12) “All The Things,” (Untitled) (1970)
McGuinn had a clever move for the band’s next album: a double album that was half live and half new material. The resulting record not only showcased what a brilliant live act McGuinn’s new Byrds had become but also managed to link the band’s past hits with its present incarnation. Of the new tracks, it was McGuinn who once again shined, thanks to a number of songs he had written with theater legend Jacques Levy for a proposed country rock musical called Gene Tryp (based on the Ibsen play Peer Gynt, which to be honest sounds pretty bizarre).
The collaboration produced some of McGuinn’s finest songs in years, including “Lover Of The Bayou,” the lovely acoustic “Just A Season” and the excellent radio-friendly ode to a horse, “Chestnut Mare” (featuring the forever brilliant but chuckle-worthy line “she’ll be just like a wife”). But “All The Things”, which actually features ex-band member Gram Parsons on backing vocals, is the highlight for me. Unfortunately the rest of the studio album half of (Untitled) isn’t as great as these tracks and makes you yearn for what the completed Gene Tryp musical would have sounded like.
13) “Pale Blue (Alt Version),” Byrdmaniax (1971)
Byrdmaniax is by far the most loathed Byrds album thanks to uninspired songs and Terry Melcher (who had been a fine producer up until this point) trying to disguise this fact by dressing them up with syrupy strings, horns and female choruses (apparently all done without their knowledge while the band was on tour). Imagine having a guitarist as amazing as Clarence White on your record and then burying his licks with overblown strings and backing vocals, no wonder even the band were unhappy with the result.
Still there are a few decent McGuinn tracks but compare the sweet acoustic (Untitled) outtake of “Kathleen’s Song” (another song written for the abandoned Gene Tryp musical) to the glossy finished version found on Byrdmaniax and you’ll hear where the problem lies. The simple alternative version of “Pale Blue” (rather than the over-produced album version), that appears as a bonus track on the CD, just features the beautiful guitar work of McGuinn and White and is utterly lovely.
14) “Farther Along,” Farther Along (1971)

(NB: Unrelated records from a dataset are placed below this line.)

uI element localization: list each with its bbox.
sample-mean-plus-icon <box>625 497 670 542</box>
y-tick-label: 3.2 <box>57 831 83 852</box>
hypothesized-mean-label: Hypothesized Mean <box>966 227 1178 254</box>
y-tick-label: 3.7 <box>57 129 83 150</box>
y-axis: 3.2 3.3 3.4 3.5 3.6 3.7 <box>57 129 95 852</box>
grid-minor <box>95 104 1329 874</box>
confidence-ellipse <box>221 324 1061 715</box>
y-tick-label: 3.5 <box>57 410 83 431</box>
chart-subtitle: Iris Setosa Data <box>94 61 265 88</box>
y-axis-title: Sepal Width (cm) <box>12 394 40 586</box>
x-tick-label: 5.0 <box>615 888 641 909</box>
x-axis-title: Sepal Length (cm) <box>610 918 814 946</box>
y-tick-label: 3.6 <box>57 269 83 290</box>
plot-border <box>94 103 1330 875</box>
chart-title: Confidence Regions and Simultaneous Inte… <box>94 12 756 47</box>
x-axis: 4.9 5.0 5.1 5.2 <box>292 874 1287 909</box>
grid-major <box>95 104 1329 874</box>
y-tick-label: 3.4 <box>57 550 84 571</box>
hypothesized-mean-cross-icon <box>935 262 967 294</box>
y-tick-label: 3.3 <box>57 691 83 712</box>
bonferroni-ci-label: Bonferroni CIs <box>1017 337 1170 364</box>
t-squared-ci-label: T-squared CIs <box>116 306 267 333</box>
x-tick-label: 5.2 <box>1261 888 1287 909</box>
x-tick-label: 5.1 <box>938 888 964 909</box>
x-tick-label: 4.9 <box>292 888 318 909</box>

The band took matters into their own hands for their next album, producing it themselves. While boasting a better sound, it still proved an uneven affair and it wasn’t long before McGuinn decided to disband this version of The Byrds to make way for a reunion of the original members. One of the record’s few saving graces is the Clarence White-arranged version of the old gospel song “Farther Along.” Sadly, five months after The Byrds had broken up, Clarence White was tragically killed by a drunk driver, aged just 29. At his funeral Gram Parsons led the crowd singing this very song, which makes White’s version sound even more poignant today.
15) “Full Circle,” Byrds (1973)
The original five members of The Byrds briefly reuniting in 1973 should have been a spectacular affair but instead it’s a wildly uneven album with only Gene Clark bringing his best material to the table (the others have since admitted they were keeping back their best stuff for their solo records). So while it’s not a successful Byrds album (no Dylan covers and no jangly guitars sadly), it is a nice showcase for Clark’s talents, even on two (yes, that’s right, two!) Neil Young covers. Clark’s tunes are the real joy though; “Changing Heart” is a lovely, harmonica fueled country tune but “Full Circle”, originally recorded for Clark’s Roadmaster LP, featuring Hillman’s tasteful mandolin flourishes and Crosby’s gorgeous harmonies, is probably the album’s standout track.